曲の由来
この曲は最初は1897年に作曲されましたが、のちに、1898年には組曲「ペアレスとメリザンドOp.80)」の中の一曲として管弦楽に編曲されました。
「ペアレスとメリザンド」はメーテルリンクの戯曲ですが、その付随音楽をドビュッシーが断った(ドビュッシーはオペラ化にしました)ため、フォーレによって書かれたそうです。
この「シシリエンヌ」は、劇中で主人公の二人が愛を語り合うシーンに使われています。
そもそもこの曲は、いろいろ使いまわされています。ある劇作品のために依頼されたものでしたが、あえなく未発表となります。その後、チェロ曲として出版し、さらには別の劇音楽に、その上また組曲版にも、この曲を選びました。現在ではフルートとピアノ等で演奏される機会が多い人気曲となっています。
この曲の題名は音楽の形式の名を表していて、シチリアと直接、シチリアを表現しているわけではないようです。しかし、シチリアというのは今ひとつわからないところです。シチリアというとマフィアということがすぐ浮かびますが、なぜなんだろうという話がまず1つ。それと、ゴッドファザーという映画に出てきたワルツの調子がやはり、この曲に共通のものを感じるということです。
<<シチリアーノまたはシチリアーナとは>>
シチリアーナ(イタリア語:siciliana)とは、ルネサンス音楽末期から初期バロック音楽に遡る舞曲の一つ。ゆるやかな8分の6拍子か8分の12拍子で作曲され、ためらいがちにたゆとう曲想と付点リズムが特徴的で、通常は短調(もしくは自然短音階)をとります。器楽曲の楽章として利用されただけでなく、オペラ・アリアにも応用されています。

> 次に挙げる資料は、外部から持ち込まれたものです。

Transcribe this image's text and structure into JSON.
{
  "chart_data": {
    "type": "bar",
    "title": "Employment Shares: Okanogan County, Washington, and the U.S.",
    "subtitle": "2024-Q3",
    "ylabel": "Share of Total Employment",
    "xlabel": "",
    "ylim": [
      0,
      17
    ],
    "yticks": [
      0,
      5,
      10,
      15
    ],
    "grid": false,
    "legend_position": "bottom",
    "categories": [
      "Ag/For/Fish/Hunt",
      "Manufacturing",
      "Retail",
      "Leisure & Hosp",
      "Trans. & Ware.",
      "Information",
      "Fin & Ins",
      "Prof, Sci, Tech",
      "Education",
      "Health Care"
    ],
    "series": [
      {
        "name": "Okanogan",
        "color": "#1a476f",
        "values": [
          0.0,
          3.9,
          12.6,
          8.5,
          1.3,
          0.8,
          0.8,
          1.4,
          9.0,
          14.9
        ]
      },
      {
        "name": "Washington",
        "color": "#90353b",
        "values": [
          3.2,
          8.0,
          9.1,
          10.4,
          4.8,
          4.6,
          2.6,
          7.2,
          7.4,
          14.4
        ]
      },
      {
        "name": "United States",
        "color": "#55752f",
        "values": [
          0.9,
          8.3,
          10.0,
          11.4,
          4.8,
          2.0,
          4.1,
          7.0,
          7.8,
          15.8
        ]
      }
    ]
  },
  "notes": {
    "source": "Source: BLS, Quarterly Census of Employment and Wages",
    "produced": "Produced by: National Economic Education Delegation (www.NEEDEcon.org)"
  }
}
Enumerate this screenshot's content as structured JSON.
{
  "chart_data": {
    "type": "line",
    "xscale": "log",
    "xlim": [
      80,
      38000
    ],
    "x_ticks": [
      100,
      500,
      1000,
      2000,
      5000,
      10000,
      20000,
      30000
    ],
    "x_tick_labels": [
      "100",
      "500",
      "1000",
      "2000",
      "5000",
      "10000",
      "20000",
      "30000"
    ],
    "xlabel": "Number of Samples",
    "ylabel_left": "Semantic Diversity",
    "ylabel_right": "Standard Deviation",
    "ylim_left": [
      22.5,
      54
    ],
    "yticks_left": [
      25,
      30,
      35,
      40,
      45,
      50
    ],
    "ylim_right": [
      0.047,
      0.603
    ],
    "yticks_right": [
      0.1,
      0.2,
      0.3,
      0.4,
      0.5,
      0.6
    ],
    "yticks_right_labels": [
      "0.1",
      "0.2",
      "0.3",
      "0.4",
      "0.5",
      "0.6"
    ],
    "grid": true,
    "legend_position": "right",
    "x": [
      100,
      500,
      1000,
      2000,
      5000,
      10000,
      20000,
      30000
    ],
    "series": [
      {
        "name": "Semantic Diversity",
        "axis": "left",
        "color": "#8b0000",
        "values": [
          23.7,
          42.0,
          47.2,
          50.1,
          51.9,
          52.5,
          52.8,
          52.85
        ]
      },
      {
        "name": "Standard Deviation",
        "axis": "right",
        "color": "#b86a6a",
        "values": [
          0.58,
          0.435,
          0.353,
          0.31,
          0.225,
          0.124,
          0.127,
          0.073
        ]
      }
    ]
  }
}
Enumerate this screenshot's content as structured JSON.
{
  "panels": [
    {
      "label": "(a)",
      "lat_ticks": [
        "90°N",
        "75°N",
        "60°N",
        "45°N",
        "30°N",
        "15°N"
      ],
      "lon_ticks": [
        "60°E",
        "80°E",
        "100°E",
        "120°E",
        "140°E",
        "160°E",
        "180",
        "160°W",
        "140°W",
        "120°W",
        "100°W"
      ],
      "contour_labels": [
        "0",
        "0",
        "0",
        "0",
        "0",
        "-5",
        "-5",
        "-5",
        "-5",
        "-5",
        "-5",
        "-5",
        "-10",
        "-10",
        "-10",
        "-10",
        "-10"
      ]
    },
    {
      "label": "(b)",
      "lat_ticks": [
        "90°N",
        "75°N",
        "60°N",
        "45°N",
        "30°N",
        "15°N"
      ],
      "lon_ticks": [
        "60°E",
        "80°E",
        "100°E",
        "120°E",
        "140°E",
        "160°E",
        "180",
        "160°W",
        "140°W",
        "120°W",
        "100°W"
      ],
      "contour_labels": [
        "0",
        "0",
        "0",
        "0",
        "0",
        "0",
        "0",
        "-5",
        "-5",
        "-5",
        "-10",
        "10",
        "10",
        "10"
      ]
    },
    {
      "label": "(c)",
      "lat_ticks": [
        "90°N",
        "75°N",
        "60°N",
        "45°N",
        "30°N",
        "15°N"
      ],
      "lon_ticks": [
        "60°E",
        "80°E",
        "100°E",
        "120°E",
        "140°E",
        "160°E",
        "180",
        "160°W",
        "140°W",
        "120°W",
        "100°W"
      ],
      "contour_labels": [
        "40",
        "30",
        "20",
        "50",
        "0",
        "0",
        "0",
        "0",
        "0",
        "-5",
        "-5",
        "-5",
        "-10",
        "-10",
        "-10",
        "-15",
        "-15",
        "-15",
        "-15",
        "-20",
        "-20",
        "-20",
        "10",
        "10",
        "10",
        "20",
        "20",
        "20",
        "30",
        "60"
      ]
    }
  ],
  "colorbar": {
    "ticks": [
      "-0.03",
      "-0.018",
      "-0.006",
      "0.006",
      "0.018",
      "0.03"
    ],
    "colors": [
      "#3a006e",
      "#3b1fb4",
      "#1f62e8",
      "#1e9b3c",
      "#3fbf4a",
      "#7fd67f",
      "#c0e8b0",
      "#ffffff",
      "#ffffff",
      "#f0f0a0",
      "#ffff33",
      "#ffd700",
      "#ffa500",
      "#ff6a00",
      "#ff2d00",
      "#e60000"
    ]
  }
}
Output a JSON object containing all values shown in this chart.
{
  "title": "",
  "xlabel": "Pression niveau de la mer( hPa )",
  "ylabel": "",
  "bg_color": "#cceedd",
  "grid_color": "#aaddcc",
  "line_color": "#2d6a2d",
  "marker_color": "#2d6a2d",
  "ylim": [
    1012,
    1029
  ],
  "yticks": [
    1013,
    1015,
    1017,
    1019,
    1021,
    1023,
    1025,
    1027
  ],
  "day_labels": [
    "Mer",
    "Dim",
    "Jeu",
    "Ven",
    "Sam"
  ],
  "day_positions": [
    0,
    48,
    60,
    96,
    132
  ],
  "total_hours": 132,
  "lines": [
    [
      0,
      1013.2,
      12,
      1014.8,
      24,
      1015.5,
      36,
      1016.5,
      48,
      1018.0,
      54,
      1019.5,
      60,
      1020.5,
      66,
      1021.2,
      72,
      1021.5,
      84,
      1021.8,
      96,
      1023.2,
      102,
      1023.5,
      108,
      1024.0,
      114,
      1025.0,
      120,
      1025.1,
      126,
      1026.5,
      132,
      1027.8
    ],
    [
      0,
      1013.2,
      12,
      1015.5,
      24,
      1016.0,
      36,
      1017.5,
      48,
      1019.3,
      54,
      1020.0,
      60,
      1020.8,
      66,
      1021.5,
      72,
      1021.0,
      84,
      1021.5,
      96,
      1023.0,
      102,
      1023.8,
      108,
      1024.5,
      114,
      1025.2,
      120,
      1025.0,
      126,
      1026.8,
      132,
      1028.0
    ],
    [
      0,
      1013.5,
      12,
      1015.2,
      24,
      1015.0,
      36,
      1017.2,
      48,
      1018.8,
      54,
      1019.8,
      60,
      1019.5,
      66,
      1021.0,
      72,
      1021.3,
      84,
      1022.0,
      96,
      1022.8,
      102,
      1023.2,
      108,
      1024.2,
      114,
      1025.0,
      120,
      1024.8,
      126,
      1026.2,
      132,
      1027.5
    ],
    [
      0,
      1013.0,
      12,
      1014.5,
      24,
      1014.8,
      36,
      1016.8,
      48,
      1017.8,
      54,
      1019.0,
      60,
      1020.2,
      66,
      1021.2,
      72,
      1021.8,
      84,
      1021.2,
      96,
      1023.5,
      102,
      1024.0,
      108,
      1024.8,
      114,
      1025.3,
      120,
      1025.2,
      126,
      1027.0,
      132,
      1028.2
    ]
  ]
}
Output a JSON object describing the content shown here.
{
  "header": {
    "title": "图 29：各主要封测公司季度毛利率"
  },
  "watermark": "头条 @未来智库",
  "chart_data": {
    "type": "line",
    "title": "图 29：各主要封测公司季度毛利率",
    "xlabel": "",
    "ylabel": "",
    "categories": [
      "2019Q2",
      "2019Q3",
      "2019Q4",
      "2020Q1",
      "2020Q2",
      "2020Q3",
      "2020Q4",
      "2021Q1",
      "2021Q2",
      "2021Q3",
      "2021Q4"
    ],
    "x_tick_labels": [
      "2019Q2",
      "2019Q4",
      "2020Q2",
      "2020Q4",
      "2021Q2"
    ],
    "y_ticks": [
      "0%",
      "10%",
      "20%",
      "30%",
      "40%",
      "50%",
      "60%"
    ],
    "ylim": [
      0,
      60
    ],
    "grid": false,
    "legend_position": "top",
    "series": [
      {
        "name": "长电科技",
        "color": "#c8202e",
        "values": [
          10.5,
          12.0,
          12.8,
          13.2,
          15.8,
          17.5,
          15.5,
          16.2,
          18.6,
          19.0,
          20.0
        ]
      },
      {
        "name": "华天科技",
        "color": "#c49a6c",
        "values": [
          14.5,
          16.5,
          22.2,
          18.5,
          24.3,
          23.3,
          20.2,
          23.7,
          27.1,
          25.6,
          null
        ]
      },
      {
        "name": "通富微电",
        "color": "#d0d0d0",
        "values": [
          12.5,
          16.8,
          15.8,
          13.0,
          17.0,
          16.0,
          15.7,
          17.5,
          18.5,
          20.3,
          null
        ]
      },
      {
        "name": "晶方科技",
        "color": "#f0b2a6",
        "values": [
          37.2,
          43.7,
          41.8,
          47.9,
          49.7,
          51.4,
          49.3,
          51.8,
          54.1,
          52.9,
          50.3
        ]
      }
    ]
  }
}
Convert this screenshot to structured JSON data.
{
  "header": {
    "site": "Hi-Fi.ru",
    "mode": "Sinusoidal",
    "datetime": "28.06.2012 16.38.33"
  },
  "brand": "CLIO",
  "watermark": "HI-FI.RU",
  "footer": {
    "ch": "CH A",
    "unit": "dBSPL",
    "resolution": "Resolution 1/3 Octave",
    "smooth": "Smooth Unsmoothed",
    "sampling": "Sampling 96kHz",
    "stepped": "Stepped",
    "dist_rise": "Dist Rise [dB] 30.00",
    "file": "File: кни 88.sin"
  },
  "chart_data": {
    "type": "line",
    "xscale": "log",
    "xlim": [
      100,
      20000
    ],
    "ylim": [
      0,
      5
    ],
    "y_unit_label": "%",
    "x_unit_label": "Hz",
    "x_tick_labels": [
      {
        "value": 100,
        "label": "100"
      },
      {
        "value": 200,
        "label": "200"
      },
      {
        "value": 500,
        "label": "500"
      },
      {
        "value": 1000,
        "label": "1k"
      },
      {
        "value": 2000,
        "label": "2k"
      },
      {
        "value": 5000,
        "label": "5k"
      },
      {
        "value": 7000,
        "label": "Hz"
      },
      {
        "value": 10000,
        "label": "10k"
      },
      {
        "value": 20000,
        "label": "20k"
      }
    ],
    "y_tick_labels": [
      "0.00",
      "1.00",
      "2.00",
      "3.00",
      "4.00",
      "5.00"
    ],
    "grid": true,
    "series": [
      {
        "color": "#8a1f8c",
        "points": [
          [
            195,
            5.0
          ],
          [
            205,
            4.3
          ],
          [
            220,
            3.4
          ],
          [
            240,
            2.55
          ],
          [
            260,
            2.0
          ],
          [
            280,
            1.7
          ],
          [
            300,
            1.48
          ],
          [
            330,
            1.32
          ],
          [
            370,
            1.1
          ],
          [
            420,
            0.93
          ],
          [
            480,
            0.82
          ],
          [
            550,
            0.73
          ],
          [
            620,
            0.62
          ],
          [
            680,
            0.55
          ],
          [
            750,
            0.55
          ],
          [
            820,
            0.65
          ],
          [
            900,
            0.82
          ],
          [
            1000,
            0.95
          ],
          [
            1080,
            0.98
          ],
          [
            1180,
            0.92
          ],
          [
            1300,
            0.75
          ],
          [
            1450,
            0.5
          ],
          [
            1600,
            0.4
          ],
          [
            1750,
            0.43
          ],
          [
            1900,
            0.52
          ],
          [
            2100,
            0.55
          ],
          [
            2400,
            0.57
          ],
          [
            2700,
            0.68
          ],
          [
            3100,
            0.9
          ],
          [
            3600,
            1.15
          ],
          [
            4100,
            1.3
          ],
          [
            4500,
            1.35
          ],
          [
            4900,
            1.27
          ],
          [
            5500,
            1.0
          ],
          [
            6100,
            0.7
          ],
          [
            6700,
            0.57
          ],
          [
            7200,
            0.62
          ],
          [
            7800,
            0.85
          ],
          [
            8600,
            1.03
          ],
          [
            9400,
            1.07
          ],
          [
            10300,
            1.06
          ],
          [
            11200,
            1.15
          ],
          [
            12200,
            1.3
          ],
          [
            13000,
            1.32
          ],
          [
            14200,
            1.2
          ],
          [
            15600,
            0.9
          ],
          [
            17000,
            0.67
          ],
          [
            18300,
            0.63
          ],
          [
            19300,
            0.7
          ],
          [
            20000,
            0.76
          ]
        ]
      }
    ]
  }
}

シチリアーナは、おそらく「シチリア舞曲 danza siciliana」ないしは「シチリア風に A la Siciliana」に由来する女性名詞ですが、男性名詞であるシチリアーノ(siciliano)や、フランス語の女性名詞・シシリエンヌ(Sicilienne)も用語法として定着しています。
古い時代のシチリアーナとして最も有名なのは、20世紀にレスピーギによって《リュートのための古風な舞曲とアリア》第3組曲の第3曲として弦楽合奏用に編曲された、16世紀イタリアの作者不詳のリュート曲でしょう。
バロック時代の有名なシチリアーナには、ヘンデルの《リコーダー・ソナタ ヘ長調》HWV369の第3楽章(ニ短調)や、伝バッハ(偽作)の《フルート・ソナタ 変ホ長調》BWV1031の中間楽章(ト短調)が挙げられます。
シチリアーナのリズムは古典派音楽においても愛用され、モーツァルトの《ピアノ協奏曲第23番》や、ハイドンのオラトリオ《天地創造》のソプラノ独唱のアリアにも利用されています。チマローザの《オーボエ協奏曲》にもシチリアーナの楽章が含まれています。
19世紀の間、シチリアーナによる有名な曲はほとんど産まれませんでしたが、世紀の変わり目にここでご紹介するフォーレによって、チェロとピアノのための《シシリエンヌ ト短調》が作曲されました。これは後にフォーレの高弟・ケックランによりオーケストラ用に編曲され、劇付随音楽《ペレアスとメリザンド》とその組曲版に挿入され、いっそう広く知られるようになりました。